1122 (App. 1990). Eaton has not even argued that Shirley’s alleged fraud rendered AHCCCS’s

decision arbitrary and capricious or that the statutes required a compromise of the lien because of

the fraud.

¶6 In further support of his fraud claim, Eaton notes that any attorney who knowingly

makes a false statement of material fact or law to a tribunal is subject to disciplinary measures.

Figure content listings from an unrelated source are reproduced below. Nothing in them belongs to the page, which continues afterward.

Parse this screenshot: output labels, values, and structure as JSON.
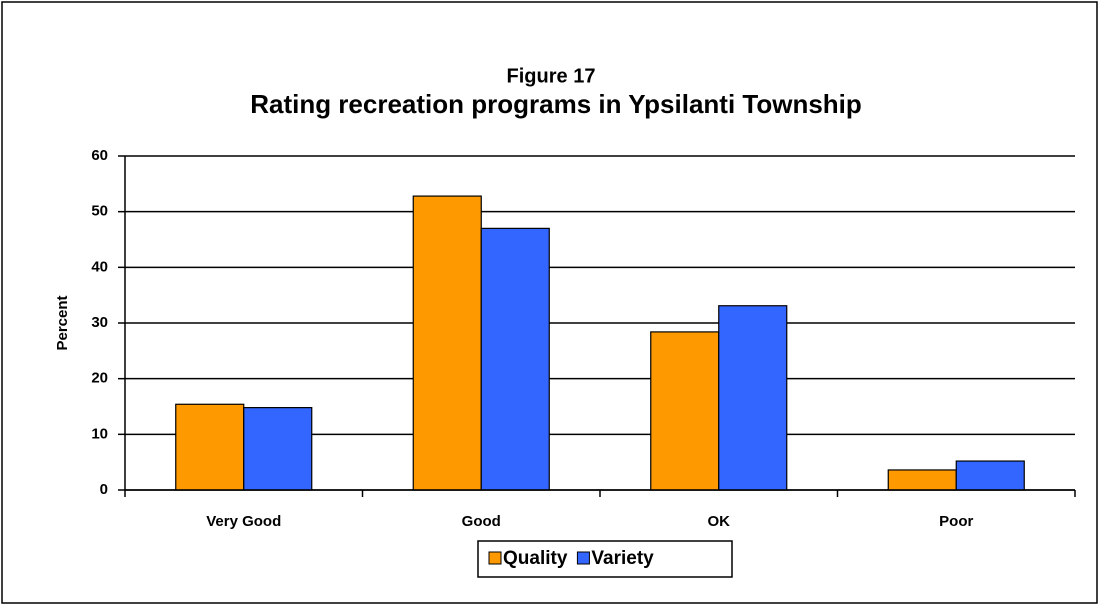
{
  "chart_data": {
    "type": "bar",
    "title": "Figure 17",
    "subtitle": "Rating recreation programs in Ypsilanti Township",
    "y_label": "Percent",
    "categories": [
      "Very Good",
      "Good",
      "OK",
      "Poor"
    ],
    "series": [
      {
        "name": "Quality",
        "color": "#ff9900",
        "values": [
          15.4,
          52.8,
          28.4,
          3.6
        ]
      },
      {
        "name": "Variety",
        "color": "#3366ff",
        "values": [
          14.8,
          47.0,
          33.1,
          5.2
        ]
      }
    ],
    "ylim": [
      0,
      60
    ],
    "yticks": [
      0,
      10,
      20,
      30,
      40,
      50,
      60
    ],
    "grid": true,
    "legend": "bottom"
  }
}
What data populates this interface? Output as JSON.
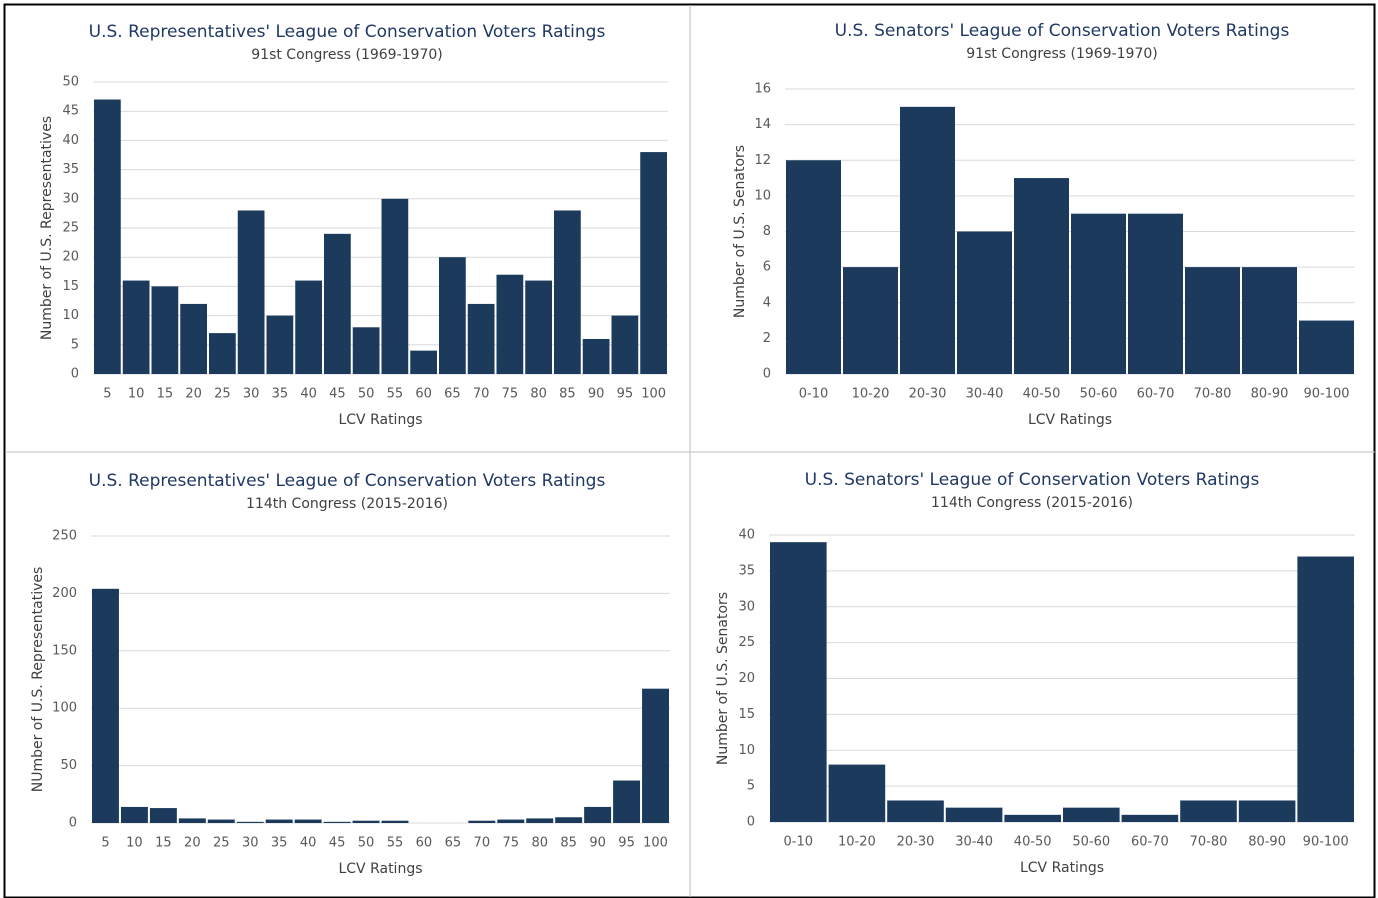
{
  "chart_data": [
    {
      "type": "bar",
      "title": "U.S. Representatives' League of Conservation Voters Ratings",
      "subtitle": "91st Congress (1969-1970)",
      "x_label": "LCV Ratings",
      "y_label": "Number of U.S. Representatives",
      "categories": [
        "5",
        "10",
        "15",
        "20",
        "25",
        "30",
        "35",
        "40",
        "45",
        "50",
        "55",
        "60",
        "65",
        "70",
        "75",
        "80",
        "85",
        "90",
        "95",
        "100"
      ],
      "values": [
        47,
        16,
        15,
        12,
        7,
        28,
        10,
        16,
        24,
        8,
        30,
        4,
        20,
        12,
        17,
        16,
        28,
        6,
        10,
        38
      ],
      "color": "#1b3a5c",
      "ylim": [
        0,
        50
      ],
      "yticks": [
        0,
        5,
        10,
        15,
        20,
        25,
        30,
        35,
        40,
        45,
        50
      ],
      "grid": true
    },
    {
      "type": "bar",
      "title": "U.S. Senators' League of Conservation Voters Ratings",
      "subtitle": "91st Congress (1969-1970)",
      "x_label": "LCV Ratings",
      "y_label": "Number of U.S. Senators",
      "categories": [
        "0-10",
        "10-20",
        "20-30",
        "30-40",
        "40-50",
        "50-60",
        "60-70",
        "70-80",
        "80-90",
        "90-100"
      ],
      "values": [
        12,
        6,
        15,
        8,
        11,
        9,
        9,
        6,
        6,
        3
      ],
      "color": "#1b3a5c",
      "ylim": [
        0,
        16
      ],
      "yticks": [
        0,
        2,
        4,
        6,
        8,
        10,
        12,
        14,
        16
      ],
      "grid": true
    },
    {
      "type": "bar",
      "title": "U.S. Representatives' League of Conservation Voters Ratings",
      "subtitle": "114th Congress (2015-2016)",
      "x_label": "LCV Ratings",
      "y_label": "NUmber of U.S. Representatives",
      "categories": [
        "5",
        "10",
        "15",
        "20",
        "25",
        "30",
        "35",
        "40",
        "45",
        "50",
        "55",
        "60",
        "65",
        "70",
        "75",
        "80",
        "85",
        "90",
        "95",
        "100"
      ],
      "values": [
        204,
        14,
        13,
        4,
        3,
        1,
        3,
        3,
        1,
        2,
        2,
        0,
        0,
        2,
        3,
        4,
        5,
        14,
        37,
        117
      ],
      "color": "#1b3a5c",
      "ylim": [
        0,
        250
      ],
      "yticks": [
        0,
        50,
        100,
        150,
        200,
        250
      ],
      "grid": true
    },
    {
      "type": "bar",
      "title": "U.S. Senators' League of Conservation Voters Ratings",
      "subtitle": "114th Congress (2015-2016)",
      "x_label": "LCV Ratings",
      "y_label": "Number of U.S. Senators",
      "categories": [
        "0-10",
        "10-20",
        "20-30",
        "30-40",
        "40-50",
        "50-60",
        "60-70",
        "70-80",
        "80-90",
        "90-100"
      ],
      "values": [
        39,
        8,
        3,
        2,
        1,
        2,
        1,
        3,
        3,
        37
      ],
      "color": "#1b3a5c",
      "ylim": [
        0,
        40
      ],
      "yticks": [
        0,
        5,
        10,
        15,
        20,
        25,
        30,
        35,
        40
      ],
      "grid": true
    }
  ]
}
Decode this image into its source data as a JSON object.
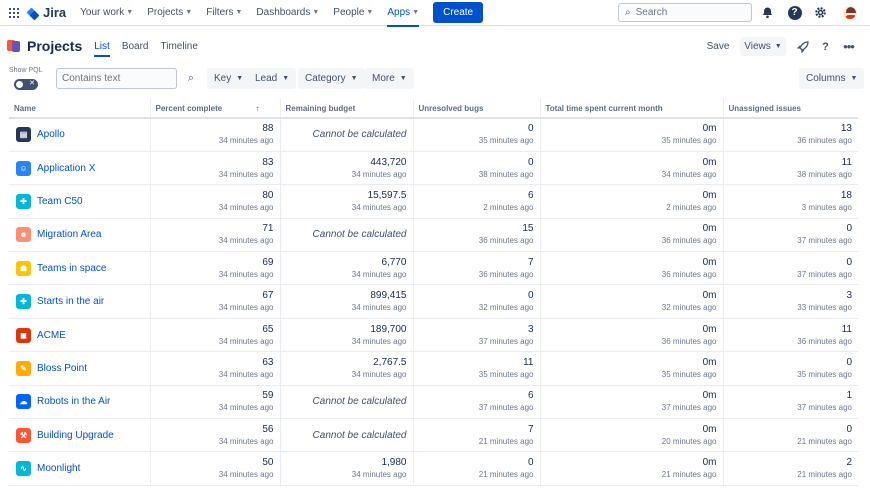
{
  "topnav": {
    "app_name": "Jira",
    "items": [
      {
        "label": "Your work"
      },
      {
        "label": "Projects"
      },
      {
        "label": "Filters"
      },
      {
        "label": "Dashboards"
      },
      {
        "label": "People"
      },
      {
        "label": "Apps"
      }
    ],
    "active_item": "Apps",
    "create_label": "Create",
    "search_placeholder": "Search"
  },
  "header": {
    "title": "Projects",
    "tabs": [
      {
        "label": "List",
        "active": true
      },
      {
        "label": "Board",
        "active": false
      },
      {
        "label": "Timeline",
        "active": false
      }
    ],
    "save_label": "Save",
    "views_label": "Views"
  },
  "filters": {
    "show_pql_label": "Show PQL",
    "search_placeholder": "Contains text",
    "chips": [
      "Key",
      "Lead",
      "Category",
      "More"
    ],
    "columns_label": "Columns"
  },
  "table": {
    "headers": [
      "Name",
      "Percent complete",
      "Remaining budget",
      "Unresolved bugs",
      "Total time spent current month",
      "Unassigned issues"
    ],
    "sorted_column": "Percent complete",
    "rows": [
      {
        "name": "Apollo",
        "icon": "book-icon",
        "color": "#253858",
        "percent": "88",
        "percent_ago": "34 minutes ago",
        "budget": "Cannot be calculated",
        "budget_ago": "",
        "bugs": "0",
        "bugs_ago": "35 minutes ago",
        "time": "0m",
        "time_ago": "35 minutes ago",
        "unassigned": "13",
        "unassigned_ago": "36 minutes ago"
      },
      {
        "name": "Application X",
        "icon": "face-icon",
        "color": "#2684ff",
        "percent": "83",
        "percent_ago": "34 minutes ago",
        "budget": "443,720",
        "budget_ago": "34 minutes ago",
        "bugs": "0",
        "bugs_ago": "38 minutes ago",
        "time": "0m",
        "time_ago": "34 minutes ago",
        "unassigned": "11",
        "unassigned_ago": "38 minutes ago"
      },
      {
        "name": "Team C50",
        "icon": "puzzle-icon",
        "color": "#00b8d9",
        "percent": "80",
        "percent_ago": "34 minutes ago",
        "budget": "15,597.5",
        "budget_ago": "34 minutes ago",
        "bugs": "6",
        "bugs_ago": "2 minutes ago",
        "time": "0m",
        "time_ago": "2 minutes ago",
        "unassigned": "18",
        "unassigned_ago": "3 minutes ago"
      },
      {
        "name": "Migration Area",
        "icon": "person-icon",
        "color": "#ff8f73",
        "percent": "71",
        "percent_ago": "34 minutes ago",
        "budget": "Cannot be calculated",
        "budget_ago": "",
        "bugs": "15",
        "bugs_ago": "36 minutes ago",
        "time": "0m",
        "time_ago": "36 minutes ago",
        "unassigned": "0",
        "unassigned_ago": "37 minutes ago"
      },
      {
        "name": "Teams in space",
        "icon": "robot-icon",
        "color": "#ffc400",
        "percent": "69",
        "percent_ago": "34 minutes ago",
        "budget": "6,770",
        "budget_ago": "34 minutes ago",
        "bugs": "7",
        "bugs_ago": "36 minutes ago",
        "time": "0m",
        "time_ago": "36 minutes ago",
        "unassigned": "0",
        "unassigned_ago": "37 minutes ago"
      },
      {
        "name": "Starts in the air",
        "icon": "puzzle-icon",
        "color": "#00b8d9",
        "percent": "67",
        "percent_ago": "34 minutes ago",
        "budget": "899,415",
        "budget_ago": "34 minutes ago",
        "bugs": "0",
        "bugs_ago": "32 minutes ago",
        "time": "0m",
        "time_ago": "32 minutes ago",
        "unassigned": "3",
        "unassigned_ago": "33 minutes ago"
      },
      {
        "name": "ACME",
        "icon": "camera-icon",
        "color": "#de350b",
        "percent": "65",
        "percent_ago": "34 minutes ago",
        "budget": "189,700",
        "budget_ago": "34 minutes ago",
        "bugs": "3",
        "bugs_ago": "37 minutes ago",
        "time": "0m",
        "time_ago": "36 minutes ago",
        "unassigned": "11",
        "unassigned_ago": "36 minutes ago"
      },
      {
        "name": "Bloss Point",
        "icon": "pencil-icon",
        "color": "#ffab00",
        "percent": "63",
        "percent_ago": "34 minutes ago",
        "budget": "2,767.5",
        "budget_ago": "34 minutes ago",
        "bugs": "11",
        "bugs_ago": "35 minutes ago",
        "time": "0m",
        "time_ago": "35 minutes ago",
        "unassigned": "0",
        "unassigned_ago": "35 minutes ago"
      },
      {
        "name": "Robots in the Air",
        "icon": "cloud-icon",
        "color": "#0065ff",
        "percent": "59",
        "percent_ago": "34 minutes ago",
        "budget": "Cannot be calculated",
        "budget_ago": "",
        "bugs": "6",
        "bugs_ago": "37 minutes ago",
        "time": "0m",
        "time_ago": "37 minutes ago",
        "unassigned": "1",
        "unassigned_ago": "37 minutes ago"
      },
      {
        "name": "Building Upgrade",
        "icon": "tool-icon",
        "color": "#ff5630",
        "percent": "56",
        "percent_ago": "34 minutes ago",
        "budget": "Cannot be calculated",
        "budget_ago": "",
        "bugs": "7",
        "bugs_ago": "21 minutes ago",
        "time": "0m",
        "time_ago": "20 minutes ago",
        "unassigned": "0",
        "unassigned_ago": "21 minutes ago"
      },
      {
        "name": "Moonlight",
        "icon": "graph-icon",
        "color": "#00b8d9",
        "percent": "50",
        "percent_ago": "34 minutes ago",
        "budget": "1,980",
        "budget_ago": "34 minutes ago",
        "bugs": "0",
        "bugs_ago": "21 minutes ago",
        "time": "0m",
        "time_ago": "21 minutes ago",
        "unassigned": "2",
        "unassigned_ago": "21 minutes ago"
      }
    ]
  }
}
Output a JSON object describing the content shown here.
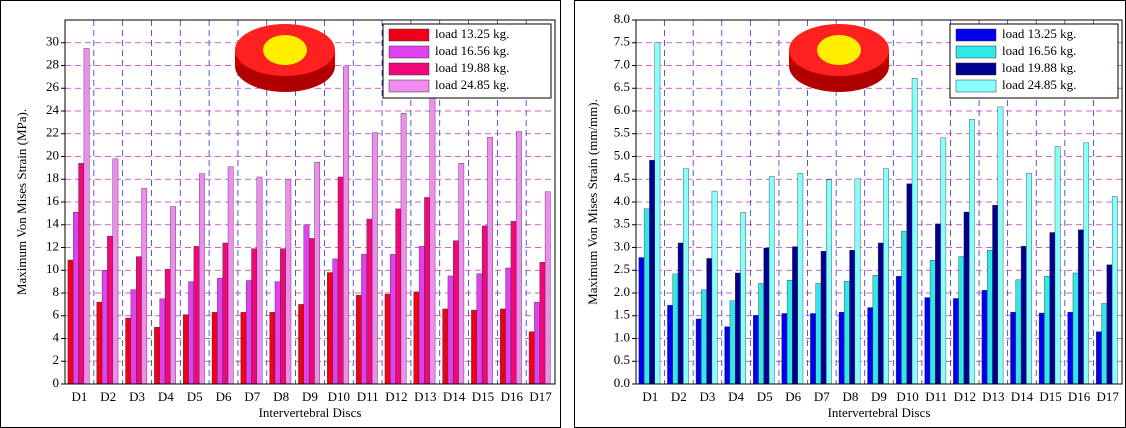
{
  "chart_data": [
    {
      "type": "bar",
      "ylabel": "Maximum Von Mises Strain (MPa).",
      "xlabel": "Intervertebral Discs",
      "categories": [
        "D1",
        "D2",
        "D3",
        "D4",
        "D5",
        "D6",
        "D7",
        "D8",
        "D9",
        "D10",
        "D11",
        "D12",
        "D13",
        "D14",
        "D15",
        "D16",
        "D17"
      ],
      "series": [
        {
          "name": "load 13.25 kg.",
          "color": "#f00018",
          "values": [
            10.9,
            7.2,
            5.8,
            5.0,
            6.1,
            6.3,
            6.3,
            6.3,
            7.0,
            9.8,
            7.8,
            7.9,
            8.1,
            6.6,
            6.5,
            6.6,
            4.6
          ]
        },
        {
          "name": "load 16.56 kg.",
          "color": "#e040f0",
          "values": [
            15.1,
            10.0,
            8.3,
            7.5,
            9.0,
            9.3,
            9.1,
            9.0,
            14.0,
            11.0,
            11.4,
            11.4,
            12.1,
            9.5,
            9.7,
            10.2,
            7.2
          ]
        },
        {
          "name": "load 19.88 kg.",
          "color": "#f00878",
          "values": [
            19.4,
            13.0,
            11.2,
            10.1,
            12.1,
            12.4,
            11.9,
            11.9,
            12.8,
            18.2,
            14.5,
            15.4,
            16.4,
            12.6,
            13.9,
            14.3,
            10.7
          ]
        },
        {
          "name": "load 24.85 kg.",
          "color": "#f08cf0",
          "values": [
            29.5,
            19.8,
            17.2,
            15.6,
            18.5,
            19.1,
            18.2,
            18.0,
            19.5,
            27.9,
            22.1,
            23.8,
            25.4,
            19.4,
            21.7,
            22.2,
            16.9
          ]
        }
      ],
      "ylim": [
        0,
        32
      ],
      "yticks": [
        0,
        2,
        4,
        6,
        8,
        10,
        12,
        14,
        16,
        18,
        20,
        22,
        24,
        26,
        28,
        30
      ],
      "grid": true,
      "legend": "upper right"
    },
    {
      "type": "bar",
      "ylabel": "Maximum Von Mises Strain (mm/mm).",
      "xlabel": "Intervertebral Discs",
      "categories": [
        "D1",
        "D2",
        "D3",
        "D4",
        "D5",
        "D6",
        "D7",
        "D8",
        "D9",
        "D10",
        "D11",
        "D12",
        "D13",
        "D14",
        "D15",
        "D16",
        "D17"
      ],
      "series": [
        {
          "name": "load 13.25 kg.",
          "color": "#0000f0",
          "values": [
            2.78,
            1.73,
            1.43,
            1.26,
            1.51,
            1.55,
            1.55,
            1.58,
            1.68,
            2.37,
            1.9,
            1.88,
            2.06,
            1.58,
            1.56,
            1.58,
            1.15
          ]
        },
        {
          "name": "load 16.56 kg.",
          "color": "#30e8e8",
          "values": [
            3.85,
            2.42,
            2.07,
            1.83,
            2.21,
            2.28,
            2.21,
            2.26,
            2.39,
            3.36,
            2.72,
            2.8,
            2.94,
            2.29,
            2.37,
            2.44,
            1.77
          ]
        },
        {
          "name": "load 19.88 kg.",
          "color": "#000090",
          "values": [
            4.92,
            3.1,
            2.76,
            2.44,
            2.99,
            3.02,
            2.92,
            2.94,
            3.1,
            4.4,
            3.52,
            3.78,
            3.93,
            3.03,
            3.33,
            3.39,
            2.62
          ]
        },
        {
          "name": "load 24.85 kg.",
          "color": "#88ffff",
          "values": [
            7.5,
            4.73,
            4.24,
            3.77,
            4.56,
            4.63,
            4.49,
            4.51,
            4.73,
            6.72,
            5.41,
            5.82,
            6.09,
            4.63,
            5.22,
            5.3,
            4.12
          ]
        }
      ],
      "ylim": [
        0,
        8
      ],
      "yticks": [
        {
          "value": 0,
          "label": "0.0"
        },
        0.5,
        {
          "value": 1,
          "label": "1.0"
        },
        1.5,
        {
          "value": 2,
          "label": "2.0"
        },
        2.5,
        {
          "value": 3,
          "label": "3.0"
        },
        3.5,
        {
          "value": 4,
          "label": "4.0"
        },
        4.5,
        {
          "value": 5,
          "label": "5.0"
        },
        5.5,
        {
          "value": 6,
          "label": "6.0"
        },
        6.5,
        {
          "value": 7,
          "label": "7.0"
        },
        7.5,
        {
          "value": 8,
          "label": "8.0"
        }
      ],
      "grid": true,
      "legend": "upper right"
    }
  ]
}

ER 3.3, Ariz. R. Prof. Conduct, Ariz. R. Sup. Ct. 42, 17A A.R.S. But Shirley was not an

attorney; he was an agent of the company that contracts with AHCCCS for third-party collection

work. Nor must we decide whether Shirley should receive administrative discipline. Therefore,

because Eaton has not brought a proper fraud claim, has failed to support his contention with

4 authority, and has not explained how his fraud claim pertains to these proceedings, we reject his

argument.

COMPROMISE OF FEDERAL MEDICAID LIENS

¶7 Eaton next argues that the director of AHCCCS erred in deciding that the state is

prohibited from compromising the federal component of a Medicaid lien. On appeal from a

superior court’s review of an administrative decision, we must determine, as did the superior

court, whether the administrative action was illegal, arbitrary, capricious or involved an abuse of

discretion. Samaritan Health Servs. v. Ariz. Health Care Cost Containment Sys. Admin., 178

Ariz. 534, 537, 875 P.2d 193, 196 (App. 1994). The court will allow an administrative decision

to stand if there is any credible evidence to support it, but, because we review the same record,

we may substitute our opinion for that of the superior court.